The European Commission is unlikely to give the go ahead to the European steel joint venture planned by Tata Steel and ThyssenKrupp, the two companies said on Friday following conversations with the regulator. The two companies may now have to reassess their plans for their European businesses’ future.

They said while approval might have been possible were they to offer further remedies to allay concerns around the impact of the joint venture on the market, such solutions would negate the deal’s synergies and “adversely affect the basic foundation” of the joint venture.

Tata Steel said it assumed the deal would not be approved, and as a result it would explore “all options” for maintaining a sustainable business in Europe. ThyssenKrupp said it would scrap plans to split its business into two and will instead seek to spin off its elevator business.

The European Commission, which has conducted two market tests based on the companies’ remedy proposals, said the case was ongoing, with a provisional deadline of June 17 for a decision by the Commission.

Unions have urged Tata Steel to give workers assurances on their future.

The acknowledgement of the problems facing the deal — which Tata Steel had said would give the structural strength it needed to combat the headwinds facing the European steel industry — follows concerns already expressed by unions and politicians about the lengths that the companies would have to go to see the deal through.

Last month Tata Steel’s European Works Council expressed “profound concerns” about the package of remedies, accusing the company of failing to honour agreements struck with unions and warned that they were “unconvinced” the joint venture was in the best interests of Tata Steel Europe.

Among their concerns was the potential sale of Trostre, a Welsh plant that produces packaging material supplied by the Port Talbot steel works, the Tata Steel-owned plant, which is at the heart of its British operations. In addition to concerns about the future of the Trostre plant and its workers, unions had been concerned about the consequent impact on Port Talbot.

However, following another market test conducted by the European Commission, based on the concessions offered by the companies, the Commission told the company its concerns remained. “From the point of view of ThyssenKrupp and Tata Steel, further commitments or improvements would adversely affect the intended synergies of the merger to such an extent that the economic logic of the joint venture would no longer be valid,” said ThyssenKrupp.

“Hence both partners are unable to offer any further remedies to the Commission to meet its requirements. Consequently, the partners assume with deep disappointment that the European Commission will not approve the joint venture,” said Tata Steel.

Unions worried

Unions urged Tata Steel to avoid a knee-jerk reaction. “Now is the time for calm heads and a clear focus on the future of Tata Steel Europe,” said Roy Rickhuss, general secretary of the union Community. “It’s vital that the business is kept in tact and the right steps are taken to safeguard jobs and continue investment to ensure a sustainable future.
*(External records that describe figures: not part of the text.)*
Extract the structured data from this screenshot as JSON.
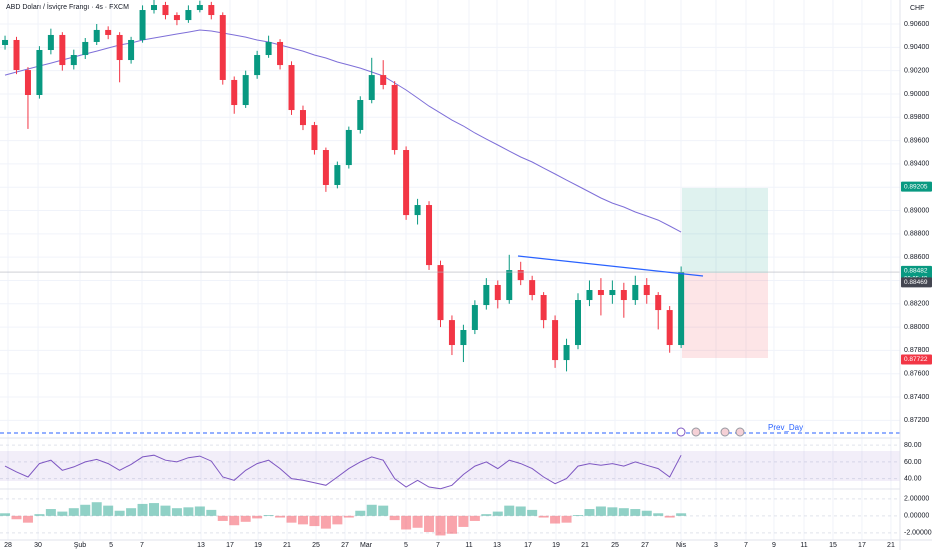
{
  "chart_data": [
    {
      "type": "candlestick",
      "title": "ABD Doları / İsviçre Frangı · 4s · FXCM",
      "currency": "CHF",
      "up_color": "#089981",
      "down_color": "#f23645",
      "open": [
        0.9042,
        0.90463,
        0.90205,
        0.89991,
        0.90377,
        0.90506,
        0.90248,
        0.90334,
        0.90446,
        0.90549,
        0.90506,
        0.90291,
        0.90463,
        0.9072,
        0.90763,
        0.90677,
        0.90634,
        0.9072,
        0.90763,
        0.90677,
        0.9012,
        0.89905,
        0.90162,
        0.90334,
        0.90446,
        0.90248,
        0.89862,
        0.89733,
        0.89519,
        0.89219,
        0.8939,
        0.89691,
        0.89948,
        0.90162,
        0.90077,
        0.89519,
        0.88961,
        0.89047,
        0.88532,
        0.8806,
        0.87846,
        0.87975,
        0.88189,
        0.88361,
        0.88232,
        0.88489,
        0.88403,
        0.88275,
        0.8806,
        0.87717,
        0.87846,
        0.88232,
        0.88318,
        0.88275,
        0.88318,
        0.88232,
        0.88361,
        0.88275,
        0.88146,
        0.87846
      ],
      "high": [
        0.905,
        0.9049,
        0.9023,
        0.9041,
        0.9056,
        0.9053,
        0.9038,
        0.9048,
        0.906,
        0.9058,
        0.9053,
        0.9049,
        0.9076,
        0.9081,
        0.9079,
        0.907,
        0.9076,
        0.908,
        0.9079,
        0.907,
        0.9015,
        0.902,
        0.9037,
        0.905,
        0.9047,
        0.9028,
        0.899,
        0.8976,
        0.8954,
        0.8942,
        0.8972,
        0.8998,
        0.9031,
        0.9029,
        0.9011,
        0.8955,
        0.891,
        0.8908,
        0.8857,
        0.881,
        0.8802,
        0.8823,
        0.8842,
        0.884,
        0.8862,
        0.8856,
        0.8844,
        0.883,
        0.881,
        0.879,
        0.8829,
        0.884,
        0.8842,
        0.884,
        0.8838,
        0.8844,
        0.8842,
        0.883,
        0.8818,
        0.8852
      ],
      "low": [
        0.9038,
        0.9017,
        0.897,
        0.8996,
        0.9034,
        0.902,
        0.9021,
        0.903,
        0.9042,
        0.9047,
        0.901,
        0.9026,
        0.9044,
        0.9069,
        0.9064,
        0.9059,
        0.9061,
        0.907,
        0.9064,
        0.9008,
        0.8983,
        0.8988,
        0.9013,
        0.9031,
        0.9021,
        0.8982,
        0.8969,
        0.8948,
        0.8916,
        0.8919,
        0.8936,
        0.8966,
        0.8992,
        0.9004,
        0.8948,
        0.8892,
        0.8888,
        0.8849,
        0.88,
        0.8776,
        0.877,
        0.8794,
        0.8815,
        0.8816,
        0.882,
        0.8836,
        0.8823,
        0.8799,
        0.8765,
        0.8762,
        0.8781,
        0.8818,
        0.881,
        0.882,
        0.8808,
        0.8819,
        0.882,
        0.8798,
        0.8778,
        0.8782
      ],
      "close": [
        0.90463,
        0.90205,
        0.89991,
        0.90377,
        0.90506,
        0.90248,
        0.90334,
        0.90446,
        0.90549,
        0.90506,
        0.90291,
        0.90463,
        0.9072,
        0.90763,
        0.90677,
        0.90634,
        0.9072,
        0.90763,
        0.90677,
        0.9012,
        0.89905,
        0.90162,
        0.90334,
        0.90446,
        0.90248,
        0.89862,
        0.89733,
        0.89519,
        0.89219,
        0.8939,
        0.89691,
        0.89948,
        0.90162,
        0.90077,
        0.89519,
        0.88961,
        0.89047,
        0.88532,
        0.8806,
        0.87846,
        0.87975,
        0.88189,
        0.88361,
        0.88232,
        0.88489,
        0.88403,
        0.88275,
        0.8806,
        0.87717,
        0.87846,
        0.88232,
        0.88318,
        0.88275,
        0.88318,
        0.88232,
        0.88361,
        0.88275,
        0.88146,
        0.87846,
        0.88472
      ],
      "ma": {
        "color": "#7e6fd8",
        "values": [
          0.90162,
          0.90188,
          0.90214,
          0.9024,
          0.90265,
          0.90291,
          0.90317,
          0.90343,
          0.90368,
          0.90394,
          0.9042,
          0.90437,
          0.90463,
          0.9048,
          0.90497,
          0.90514,
          0.90531,
          0.90549,
          0.9054,
          0.90523,
          0.90506,
          0.90488,
          0.90463,
          0.90446,
          0.9042,
          0.90394,
          0.90368,
          0.90334,
          0.90308,
          0.90274,
          0.90248,
          0.90222,
          0.90188,
          0.90154,
          0.90094,
          0.90034,
          0.89965,
          0.89896,
          0.89836,
          0.89776,
          0.89725,
          0.89665,
          0.89613,
          0.89562,
          0.8951,
          0.89459,
          0.89416,
          0.89364,
          0.89313,
          0.89261,
          0.8921,
          0.89159,
          0.89107,
          0.89064,
          0.8903,
          0.88987,
          0.88953,
          0.88918,
          0.88867,
          0.88815
        ]
      },
      "ylim": [
        0.87117,
        0.90806
      ],
      "yticks": [
        {
          "value": 0.906,
          "label": "0.90600"
        },
        {
          "value": 0.904,
          "label": "0.90400"
        },
        {
          "value": 0.902,
          "label": "0.90200"
        },
        {
          "value": 0.9,
          "label": "0.90000"
        },
        {
          "value": 0.898,
          "label": "0.89800"
        },
        {
          "value": 0.896,
          "label": "0.89600"
        },
        {
          "value": 0.894,
          "label": "0.89400"
        },
        {
          "value": 0.892,
          "label": "0.89200"
        },
        {
          "value": 0.89,
          "label": "0.89000"
        },
        {
          "value": 0.888,
          "label": "0.88800"
        },
        {
          "value": 0.886,
          "label": "0.88600"
        },
        {
          "value": 0.884,
          "label": "0.88400"
        },
        {
          "value": 0.882,
          "label": "0.88200"
        },
        {
          "value": 0.88,
          "label": "0.88000"
        },
        {
          "value": 0.878,
          "label": "0.87800"
        },
        {
          "value": 0.876,
          "label": "0.87600"
        },
        {
          "value": 0.874,
          "label": "0.87400"
        },
        {
          "value": 0.872,
          "label": "0.87200"
        }
      ],
      "xlim": [
        -0.44,
        78.1
      ],
      "xticks": [
        {
          "value": 0.26,
          "label": "28"
        },
        {
          "value": 2.88,
          "label": "30"
        },
        {
          "value": 6.54,
          "label": "Şub"
        },
        {
          "value": 9.25,
          "label": "5"
        },
        {
          "value": 11.95,
          "label": "7"
        },
        {
          "value": 17.1,
          "label": "13"
        },
        {
          "value": 19.63,
          "label": "17"
        },
        {
          "value": 22.08,
          "label": "19"
        },
        {
          "value": 24.61,
          "label": "21"
        },
        {
          "value": 27.14,
          "label": "25"
        },
        {
          "value": 29.67,
          "label": "27"
        },
        {
          "value": 31.5,
          "label": "Mar"
        },
        {
          "value": 34.99,
          "label": "5"
        },
        {
          "value": 37.78,
          "label": "7"
        },
        {
          "value": 40.49,
          "label": "11"
        },
        {
          "value": 42.93,
          "label": "13"
        },
        {
          "value": 45.64,
          "label": "17"
        },
        {
          "value": 48.08,
          "label": "19"
        },
        {
          "value": 50.61,
          "label": "21"
        },
        {
          "value": 53.23,
          "label": "25"
        },
        {
          "value": 55.85,
          "label": "27"
        },
        {
          "value": 58.99,
          "label": "Nis"
        },
        {
          "value": 62.04,
          "label": "3"
        },
        {
          "value": 64.66,
          "label": "7"
        },
        {
          "value": 67.1,
          "label": "9"
        },
        {
          "value": 69.72,
          "label": "11"
        },
        {
          "value": 72.25,
          "label": "15"
        },
        {
          "value": 74.78,
          "label": "17"
        },
        {
          "value": 77.31,
          "label": "21"
        }
      ],
      "markers": [
        {
          "value": 0.89205,
          "label": "0.89205",
          "color": "#089981"
        },
        {
          "value": 0.88482,
          "label": "0.88482",
          "color": "#089981"
        },
        {
          "value": 0.88469,
          "label": "0.88469",
          "color": "#434651"
        },
        {
          "value": 0.87722,
          "label": "0.87722",
          "color": "#f23645"
        }
      ],
      "countdown": "00:05:49",
      "annotation": "Prev_Day"
    },
    {
      "type": "line",
      "color": "#7e57c2",
      "values": [
        55,
        48,
        42,
        58,
        62,
        50,
        54,
        60,
        63,
        58,
        50,
        57,
        66,
        68,
        62,
        60,
        65,
        67,
        61,
        42,
        38,
        50,
        58,
        62,
        52,
        40,
        38,
        35,
        32,
        42,
        52,
        60,
        66,
        62,
        40,
        30,
        38,
        30,
        28,
        32,
        45,
        55,
        60,
        52,
        62,
        58,
        52,
        42,
        34,
        40,
        55,
        58,
        56,
        58,
        55,
        60,
        56,
        52,
        42,
        68
      ],
      "ylim": [
        30,
        85
      ],
      "yticks": [
        {
          "value": 80,
          "label": "80.00"
        },
        {
          "value": 60,
          "label": "60.00"
        },
        {
          "value": 40,
          "label": "40.00"
        }
      ]
    },
    {
      "type": "bar",
      "up_color": "#089981",
      "down_color": "#f23645",
      "values": [
        0.3,
        -0.4,
        -0.8,
        0.2,
        0.8,
        0.5,
        0.9,
        1.3,
        1.6,
        1.2,
        0.6,
        0.9,
        1.4,
        1.5,
        1.2,
        0.9,
        1.0,
        1.1,
        0.7,
        -0.6,
        -1.1,
        -0.7,
        -0.3,
        0.1,
        -0.2,
        -0.8,
        -1.0,
        -1.2,
        -1.5,
        -1.0,
        -0.2,
        0.6,
        1.3,
        1.2,
        -0.5,
        -1.6,
        -1.4,
        -1.9,
        -2.3,
        -2.1,
        -1.3,
        -0.6,
        0.2,
        0.5,
        1.2,
        1.1,
        0.7,
        -0.2,
        -0.9,
        -0.8,
        0.1,
        0.8,
        1.1,
        1.0,
        0.9,
        0.8,
        0.6,
        0.3,
        -0.2,
        0.3
      ],
      "ylim": [
        -2.6,
        2.8
      ],
      "yticks": [
        {
          "value": 2,
          "label": "2.00000"
        },
        {
          "value": 0,
          "label": "0.00000"
        },
        {
          "value": -2,
          "label": "-2.00000"
        }
      ]
    }
  ]
}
Sadly, this may mean yet another period of uncertainty for steelworkers and their families.”

“Tata Steel’s workforce has been on a rollercoaster of uncertainty for several years. When we meet the Tata board we will be telling it that it is a ride that has to end and demand assurances over jobs and investment,” said Tony Brady, of the Unite union. “Tata Steel needs to give workers the assurances that their futures are secure. The government must stand ready to step in with assistance for Tata Steel and play its part too.”

The European Commission’s stance has required both firms to revisit their strategies. ThyssenKrupp has said given the developments it no longer plans to split its company into two divisions — a strategy that has faced questions from investors. Instead, it plans an initial public offering of its elevator business.
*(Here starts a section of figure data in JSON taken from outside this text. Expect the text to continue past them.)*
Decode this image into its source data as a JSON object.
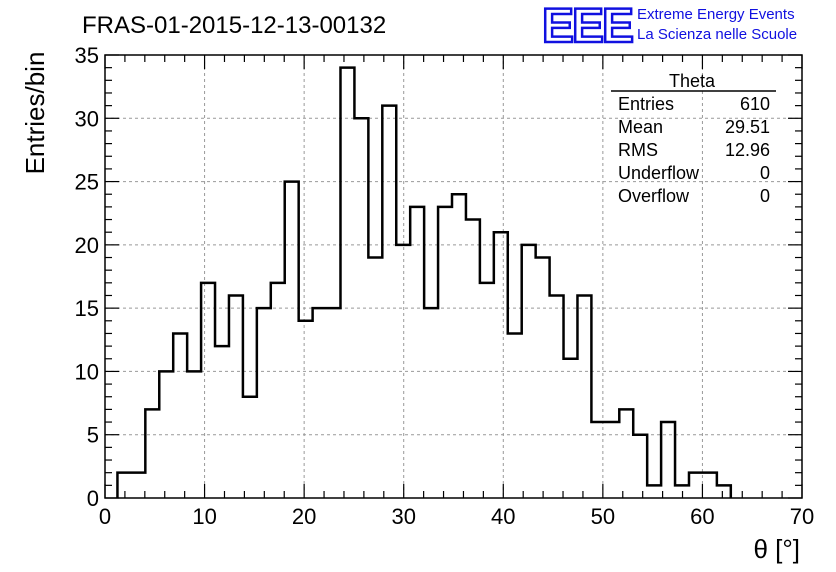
{
  "header": {
    "run_title": "FRAS-01-2015-12-13-00132",
    "logo_text": "EEE",
    "logo_line1": "Extreme Energy Events",
    "logo_line2": "La Scienza nelle Scuole",
    "brand_color": "#1010e0"
  },
  "stats_box": {
    "title": "Theta",
    "rows": [
      {
        "label": "Entries",
        "value": "610"
      },
      {
        "label": "Mean",
        "value": "29.51"
      },
      {
        "label": "RMS",
        "value": "12.96"
      },
      {
        "label": "Underflow",
        "value": "0"
      },
      {
        "label": "Overflow",
        "value": "0"
      }
    ]
  },
  "chart_data": {
    "type": "histogram",
    "title": "FRAS-01-2015-12-13-00132",
    "xlabel": "θ [°]",
    "ylabel": "Entries/bin",
    "xlim": [
      0,
      70
    ],
    "ylim": [
      0,
      35
    ],
    "grid": true,
    "x_ticks": [
      0,
      10,
      20,
      30,
      40,
      50,
      60,
      70
    ],
    "y_ticks": [
      0,
      5,
      10,
      15,
      20,
      25,
      30,
      35
    ],
    "bin_edges_start": 1.25,
    "bin_width": 1.4,
    "values": [
      2,
      2,
      7,
      10,
      13,
      10,
      17,
      12,
      16,
      8,
      15,
      17,
      25,
      14,
      15,
      15,
      34,
      30,
      19,
      31,
      20,
      23,
      15,
      23,
      24,
      22,
      17,
      21,
      13,
      20,
      19,
      16,
      11,
      16,
      6,
      6,
      7,
      5,
      1,
      6,
      1,
      2,
      2,
      1
    ]
  }
}
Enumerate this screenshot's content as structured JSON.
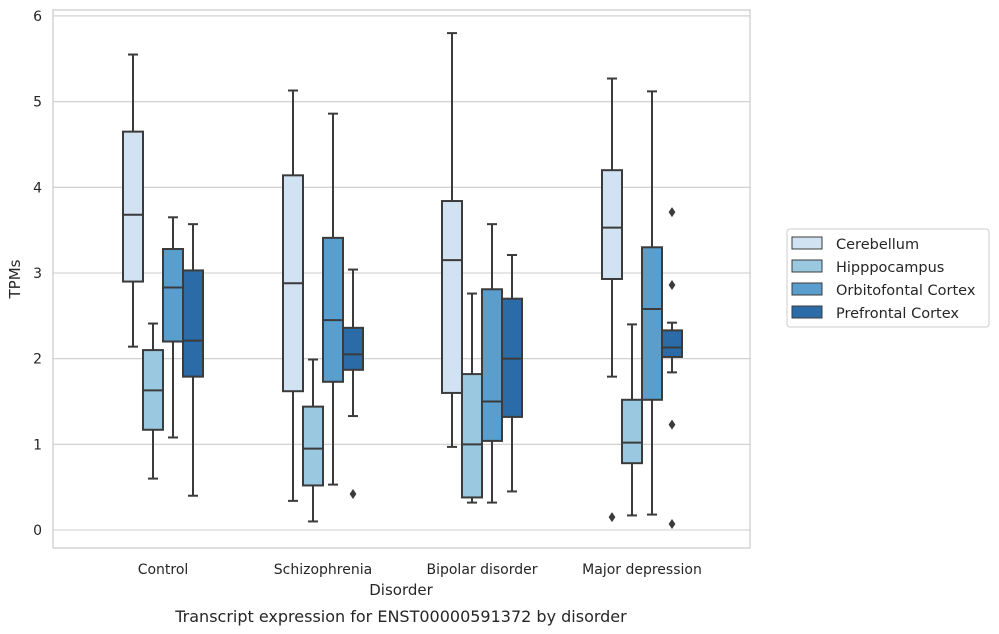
{
  "chart_data": {
    "type": "box",
    "xlabel": "Disorder",
    "ylabel": "TPMs",
    "caption": "Transcript expression for ENST00000591372 by disorder",
    "ylim": [
      -0.2,
      6.1
    ],
    "yticks": [
      0,
      1,
      2,
      3,
      4,
      5,
      6
    ],
    "grid": "horizontal",
    "legend_position": "right",
    "categories": [
      "Control",
      "Schizophrenia",
      "Bipolar disorder",
      "Major depression"
    ],
    "series": [
      {
        "name": "Cerebellum",
        "color": "#d1e2f2",
        "boxes": [
          {
            "whislo": 2.14,
            "q1": 2.9,
            "med": 3.68,
            "q3": 4.65,
            "whishi": 5.55,
            "fliers": []
          },
          {
            "whislo": 0.34,
            "q1": 1.62,
            "med": 2.88,
            "q3": 4.14,
            "whishi": 5.13,
            "fliers": []
          },
          {
            "whislo": 0.97,
            "q1": 1.6,
            "med": 3.15,
            "q3": 3.84,
            "whishi": 5.8,
            "fliers": []
          },
          {
            "whislo": 1.79,
            "q1": 2.93,
            "med": 3.53,
            "q3": 4.2,
            "whishi": 5.27,
            "fliers": [
              0.15
            ]
          }
        ]
      },
      {
        "name": "Hipppocampus",
        "color": "#9ac8e0",
        "boxes": [
          {
            "whislo": 0.6,
            "q1": 1.17,
            "med": 1.63,
            "q3": 2.1,
            "whishi": 2.41,
            "fliers": []
          },
          {
            "whislo": 0.1,
            "q1": 0.52,
            "med": 0.95,
            "q3": 1.44,
            "whishi": 1.99,
            "fliers": []
          },
          {
            "whislo": 0.32,
            "q1": 0.38,
            "med": 1.0,
            "q3": 1.82,
            "whishi": 2.76,
            "fliers": []
          },
          {
            "whislo": 0.17,
            "q1": 0.78,
            "med": 1.02,
            "q3": 1.52,
            "whishi": 2.4,
            "fliers": []
          }
        ]
      },
      {
        "name": "Orbitofontal Cortex",
        "color": "#5a9ecd",
        "boxes": [
          {
            "whislo": 1.08,
            "q1": 2.2,
            "med": 2.83,
            "q3": 3.28,
            "whishi": 3.65,
            "fliers": []
          },
          {
            "whislo": 0.53,
            "q1": 1.73,
            "med": 2.45,
            "q3": 3.41,
            "whishi": 4.86,
            "fliers": []
          },
          {
            "whislo": 0.32,
            "q1": 1.04,
            "med": 1.5,
            "q3": 2.81,
            "whishi": 3.57,
            "fliers": []
          },
          {
            "whislo": 0.18,
            "q1": 1.52,
            "med": 2.58,
            "q3": 3.3,
            "whishi": 5.12,
            "fliers": []
          }
        ]
      },
      {
        "name": "Prefrontal Cortex",
        "color": "#2b6ca8",
        "boxes": [
          {
            "whislo": 0.4,
            "q1": 1.79,
            "med": 2.21,
            "q3": 3.03,
            "whishi": 3.57,
            "fliers": []
          },
          {
            "whislo": 1.33,
            "q1": 1.87,
            "med": 2.05,
            "q3": 2.36,
            "whishi": 3.04,
            "fliers": [
              0.42
            ]
          },
          {
            "whislo": 0.45,
            "q1": 1.32,
            "med": 2.0,
            "q3": 2.7,
            "whishi": 3.21,
            "fliers": []
          },
          {
            "whislo": 1.84,
            "q1": 2.02,
            "med": 2.13,
            "q3": 2.33,
            "whishi": 2.42,
            "fliers": [
              3.71,
              2.86,
              1.23,
              0.07
            ]
          }
        ]
      }
    ]
  }
}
Tata Steel emphasised the strengths of its Indian business, which accounted for two thirds of its business, and said that its share would likely to continue to grow following the commissioning of Phase 2 of Kalinganagar in the next 30 months.

“While pursuing the end state strategy for the European business in the near term, Tata Steel will also continue to focus on its performance management to enhance its earnings and cash flows to build a sustainable and self-sustaining future for the business. Tata Steel has also undertaken significant de-leveraging in the last six months and would continue to pursue the same through internal cash generation and asset sales.”

It was only in July last year that Tata Steel and ThyssenKrupp signed a definitive agreement for a new “steel champion”, including for a 55-45 per cent split in the event of an IPO – which they insisted was the “perfect” answer to the challenges facing the European steel industry. It followed over two years of discussions between the two firms, as they sought to reach agreement with unions on possible synergies, prepare for regulatory demands and also agree on the appropriate valuation for the deal.

However, while welcomed by Tata Steel investors, the deal swiftly faced criticism from ThyssenKrupp investors, with the company’s chairman and chief executive at the time of the deal resigning soon after.